The Berliner Verkehrsbetriebe, better known as BVG, faces a parallel version of the problem. The transit authority, which manages around 1,500 kilometres of bus, tram, U-Bahn, and S-Bahn routes across the city, maintains internal image libraries for maintenance documentation, public communications, and infrastructure planning. BVG's communications directorate has said it is reviewing its asset management system as part of a broader IT modernisation tied to the authority's 2025–2030 investment plan, which earmarks funds for digital infrastructure upgrades alongside rolling stock and station improvements.
Experts in digital asset management point out that the problem is not unique to Berlin's public sector — but the city's particular structure makes it worse than average. Berlin operates through a two-tier system of Senate-level departments and 12 semi-autonomous borough administrations, each of which has historically procured its own software and storage solutions. That fragmentation means the same image — say, an aerial photograph of Tempelhofer Feld — can sit simultaneously on servers in Tempelhof-Schöneberg, at the Senate Chancellery on the Spree, and in the archive of whichever project commissioned the original shoot.
The Cost Argument
Storage is not cheap. Commercial cloud storage for institutional users in Germany typically runs between €0.02 and €0.05 per gigabyte per month depending on contract terms and provider — and Berlin's combined public-sector digital estate runs into petabyte territory when you include all borough-level systems. Industry specialists consulted for reports on public-sector IT in Germany have estimated that redundant data commonly accounts for 20 to 40 percent of an organisation's total storage footprint, though figures vary widely by institution and sector.

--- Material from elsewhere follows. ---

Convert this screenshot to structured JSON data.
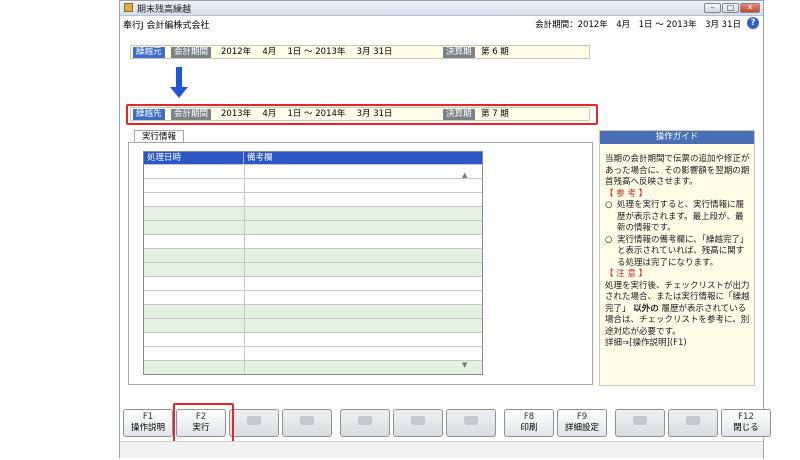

The Technologiestiftung Berlin, a publicly funded foundation that advises the city on digital policy and is based in Grunewaldstrasse in Schöneberg, has flagged deduplication as part of its broader work on open data and public-sector data quality. The foundation has previously published guidance noting that poor metadata standards are frequently the root cause: when two departments scan the same document independently because neither knows the other has already done it, the duplicate is created before it ever touches a server.
For cultural institutions such as the Akademie der Künste on Pariser Platz, the stakes go beyond cost. Duplicate images with inconsistent colour profiles or compression levels can cause archivists to work from degraded versions of historically significant photographs without realising it. The question of which copy is canonical matters.
Institutions navigating this now are being told by digital archivists to treat deduplication as a policy problem before it becomes a technology problem. That means agreeing on metadata standards, establishing a single authoritative repository for shared assets, and building procurement rules that require interoperability by default. The Senate's Digitalstrategie Berlin is supposed to provide that framework — but borough-level buy-in is still uneven, and the deadline pressure is real. The next major review of the city's digital governance structure is scheduled for the fourth quarter of 2026.